The Confederate statue on the University of Mississippi's Oxford campus will stay put for now after the Institutions of Higher Learning Board tabled a motion to relocate it yesterday. That delays a process intended to move the memorial from the very center of the campus to the Confederate graveyard behind the Tad Smith Coliseum. The sudden juke from the IHL, during its regular meeting in Jackson, comes as yet another surprise to the faculty and student body, an experience they have grown familiar with over the last year.
"I'm disappointed, but not surprised," Croft Associate Professor of Anthropology Kate McGurn Centellas said in an interview. "This is a non-decision that ignores the careful, painstaking work our students, student government and faculty have devoted to moving the statue."
Part of that work, spearheaded by a dedicated group of Croft Institute for International Studies students, took place over the course of months, involving an arduous process of research and planning to build a case for the statue's relocation. Mississippi Code Section 55-15-81, adopted in 2013, specifically prohibits the removal of Confederate monuments. It is the interpretation of a single sentence allowing for the transfer of the monument to "a more suitable location" that legally justifies the statue's move to the graveyard.
Most galling to supporters of the statue's removal was the cavalier way IHL tabled the issue. IHL board member Tom Duff requested additional information on the implementation of recommendations in a 2017 report detailing the univeris around the campus. That report suggested contextualization plaques for campus buildings named after notorious segregationists such as James K. Vardaman, as well as the installation of markers for the Confederate dead as well as members of the United States Colored Troops from Lafayette County.

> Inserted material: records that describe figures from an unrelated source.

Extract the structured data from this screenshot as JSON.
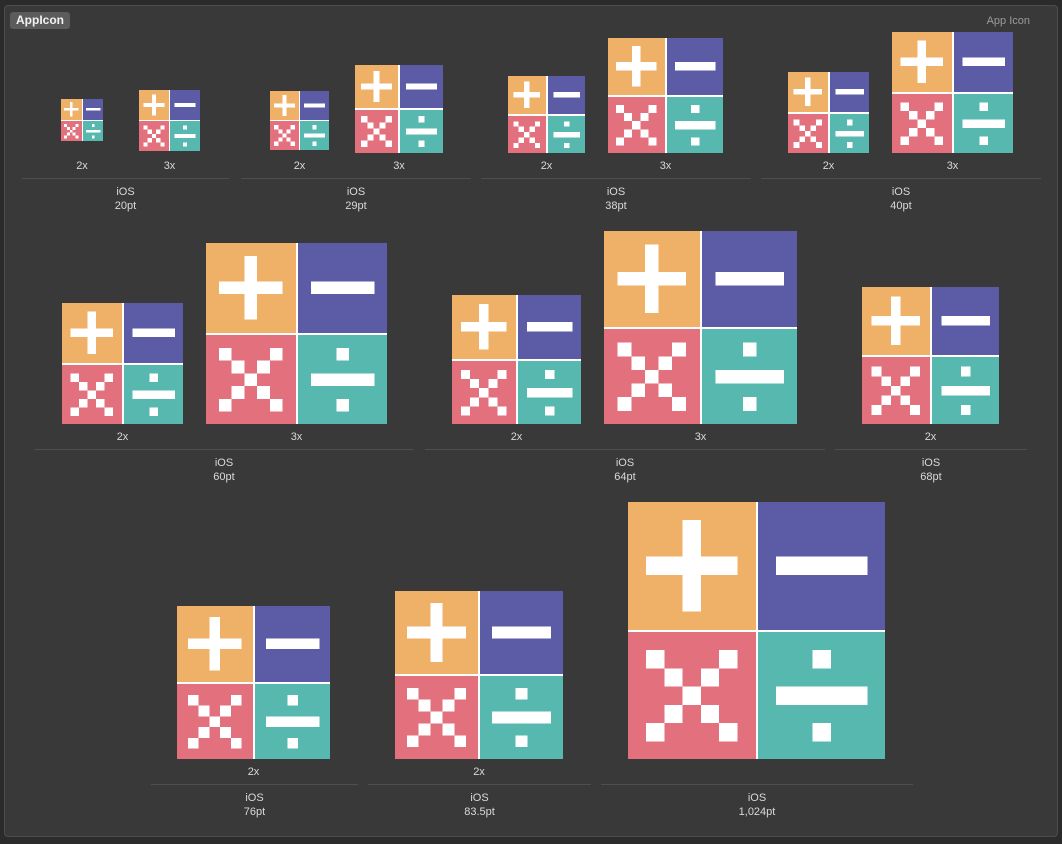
{
  "header": {
    "title": "AppIcon",
    "type_label": "App Icon"
  },
  "colors": {
    "background": "#393939",
    "plus": "#EFB067",
    "minus": "#5C5BA6",
    "times": "#E2707D",
    "divide": "#57B8B0",
    "symbol": "#FFFFFF"
  },
  "icon_quadrants": [
    "plus-icon",
    "minus-icon",
    "times-icon",
    "divide-icon"
  ],
  "groups": [
    {
      "platform": "iOS",
      "size": "20pt",
      "slots": [
        "2x",
        "3x"
      ]
    },
    {
      "platform": "iOS",
      "size": "29pt",
      "slots": [
        "2x",
        "3x"
      ]
    },
    {
      "platform": "iOS",
      "size": "38pt",
      "slots": [
        "2x",
        "3x"
      ]
    },
    {
      "platform": "iOS",
      "size": "40pt",
      "slots": [
        "2x",
        "3x"
      ]
    },
    {
      "platform": "iOS",
      "size": "60pt",
      "slots": [
        "2x",
        "3x"
      ]
    },
    {
      "platform": "iOS",
      "size": "64pt",
      "slots": [
        "2x",
        "3x"
      ]
    },
    {
      "platform": "iOS",
      "size": "68pt",
      "slots": [
        "2x"
      ]
    },
    {
      "platform": "iOS",
      "size": "76pt",
      "slots": [
        "2x"
      ]
    },
    {
      "platform": "iOS",
      "size": "83.5pt",
      "slots": [
        "2x"
      ]
    },
    {
      "platform": "iOS",
      "size": "1,024pt",
      "slots": []
    }
  ]
}
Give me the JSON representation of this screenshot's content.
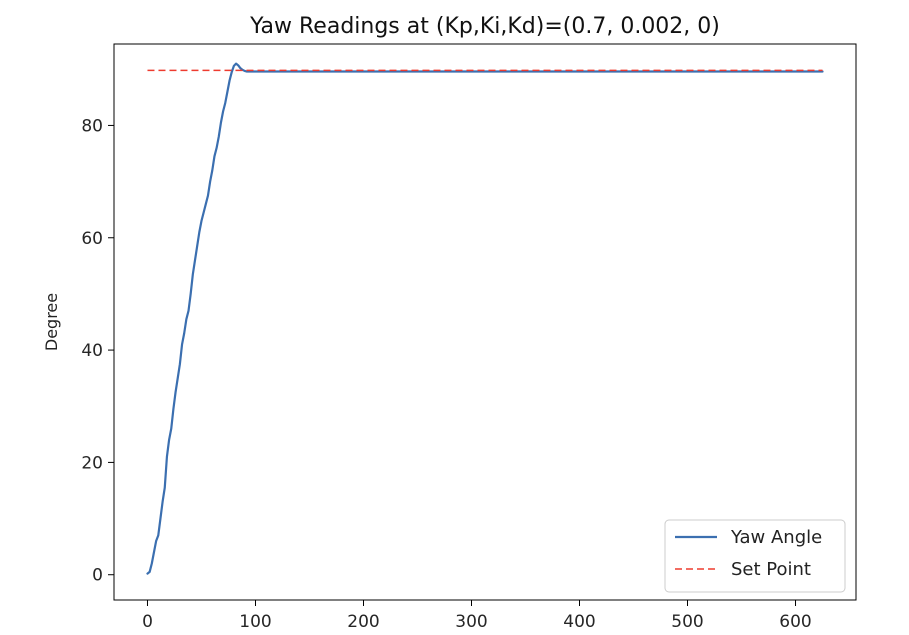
{
  "chart_data": {
    "type": "line",
    "title": "Yaw Readings at (Kp,Ki,Kd)=(0.7, 0.002, 0)",
    "xlabel": "",
    "ylabel": "Degree",
    "xlim": [
      -31,
      656
    ],
    "ylim": [
      -4.5,
      94.5
    ],
    "xticks": [
      0,
      100,
      200,
      300,
      400,
      500,
      600
    ],
    "yticks": [
      0,
      20,
      40,
      60,
      80
    ],
    "grid": false,
    "legend_position": "lower-right",
    "series": [
      {
        "name": "Yaw Angle",
        "color": "#3b6fb0",
        "style": "solid",
        "x": [
          0,
          2,
          4,
          6,
          8,
          10,
          12,
          14,
          16,
          18,
          20,
          22,
          24,
          26,
          28,
          30,
          32,
          34,
          36,
          38,
          40,
          42,
          44,
          46,
          48,
          50,
          52,
          54,
          56,
          58,
          60,
          62,
          64,
          66,
          68,
          70,
          72,
          74,
          76,
          78,
          80,
          82,
          84,
          86,
          88,
          90,
          92,
          94,
          96,
          98,
          100,
          102,
          104,
          106,
          108,
          110,
          112,
          114,
          116,
          118,
          120,
          125,
          130,
          140,
          150,
          200,
          300,
          400,
          500,
          600,
          625
        ],
        "y": [
          0.2,
          0.5,
          2.0,
          4.0,
          6.0,
          7.0,
          10.0,
          13.0,
          15.5,
          21.0,
          24.0,
          26.0,
          29.5,
          32.5,
          35.0,
          37.5,
          41.0,
          43.0,
          45.5,
          47.0,
          50.0,
          53.5,
          56.0,
          58.5,
          61.0,
          63.0,
          64.5,
          66.0,
          67.5,
          70.0,
          72.0,
          74.5,
          76.0,
          78.0,
          80.5,
          82.5,
          84.0,
          86.0,
          88.0,
          89.5,
          90.6,
          91.0,
          90.7,
          90.2,
          89.9,
          89.7,
          89.6,
          89.6,
          89.6,
          89.6,
          89.6,
          89.6,
          89.6,
          89.6,
          89.6,
          89.6,
          89.6,
          89.6,
          89.6,
          89.6,
          89.6,
          89.6,
          89.6,
          89.6,
          89.6,
          89.6,
          89.6,
          89.6,
          89.6,
          89.6,
          89.6
        ]
      },
      {
        "name": "Set Point",
        "color": "#ee3b2f",
        "style": "dashed",
        "x": [
          0,
          625
        ],
        "y": [
          89.8,
          89.8
        ]
      }
    ]
  }
}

Duff's questions on the installation of those markers prompted the board to pull the issue from consideration prior to a vote. The board member's interjection into the issue came on the heels of a successful vote to rename the university's STEM building the Jim and Thomas Duff Center for Science and Technology Innovation. Duff, who together with his brother made a $26 million commitment to the university, did not vote on the building measure bearing his name.
The sudden move was dispiriting for UM senior and Rhodes scholar Arielle Hudson, who helped draft the resolution. "It's a setback," she told the Jackson Free Press. "It was surprising, especially being in the room, that there was no discussion, no overrule, that he was able to just table it alone."
Chancellor Glenn Boyce responded to the decision to pull the vote shortly after it happened. "We are committed to working with the board to accomplish our goal of relocating the monument," Boyce said. "Our governing body—the IHL board—has exclusive authority to relocate the statue."
Boyce previously served as commissioner of the IHL, retiring and later assisting in the search process for the UM chancellor who would eventually lead to his own hiring. Boyce's appointment worried many students and faculty alike that his tenure would lead to a reversal of the university's recent attempts to grapple with its Confederate past, as part of a broader strategy of cracking down on perceived "college liberalism."
At Thursday's meeting, Boyce reiterated that the Confederate graveyard was "a more suitable location" for the statue and restated the university's commitment to its relocation.
The process leading to the monument's movement has been long. The United Daughters of the Confederacy dedicated the statue in 1906 during the governorship of Vardaman, with the monument that now stands between the gates of the university and the pillars of the Lyceum firmly rooted in the "Lost Cause" ideology, UM's history department says. The Lost Cause is a narrative of historical revisionism that honors the Confederate South, denies the importance of slavery to the war and centers "white culture" as worthy of preservation—through segregation. It is the Lost Cause's portrayal of Reconstruction that most informs its racial politics, as "a failed experiment in racial equality that was vindictively foisted upon white southerners by a victorious Union."
Associated Student Body President Barron Mayfield described the resolution's journey in a statement released Thursday.
"Nearly a year after our University's governing organizations—the ASB Senate, Faculty Senate, Staff Council and GSC—unanimously voted to relocate the monument, the IHL Board responded with woeful action," Mayfield wrote. The Mississippi Department of Archives and History approved the plan with a vote late last year on Dec. 6.
With the latest delay, the earliest the issue may come up for a vote will be the IHL's next regular board meeting on Feb. 20 if the chancellor chooses to resubmit the issue for consideration. Because of Duff's stated concerns, questions remain on what action the university must take before the statue can be moved.
One of the first bills introduced in the Mississippi Legislature this year is Senate Bill 2045, which requires "governmental entities that receive state funds and public colleges and universities to display the official state flag," throughout the work week. UM took down its state flag in 2015, amid protests over its prominent usage of the Confederate emblem.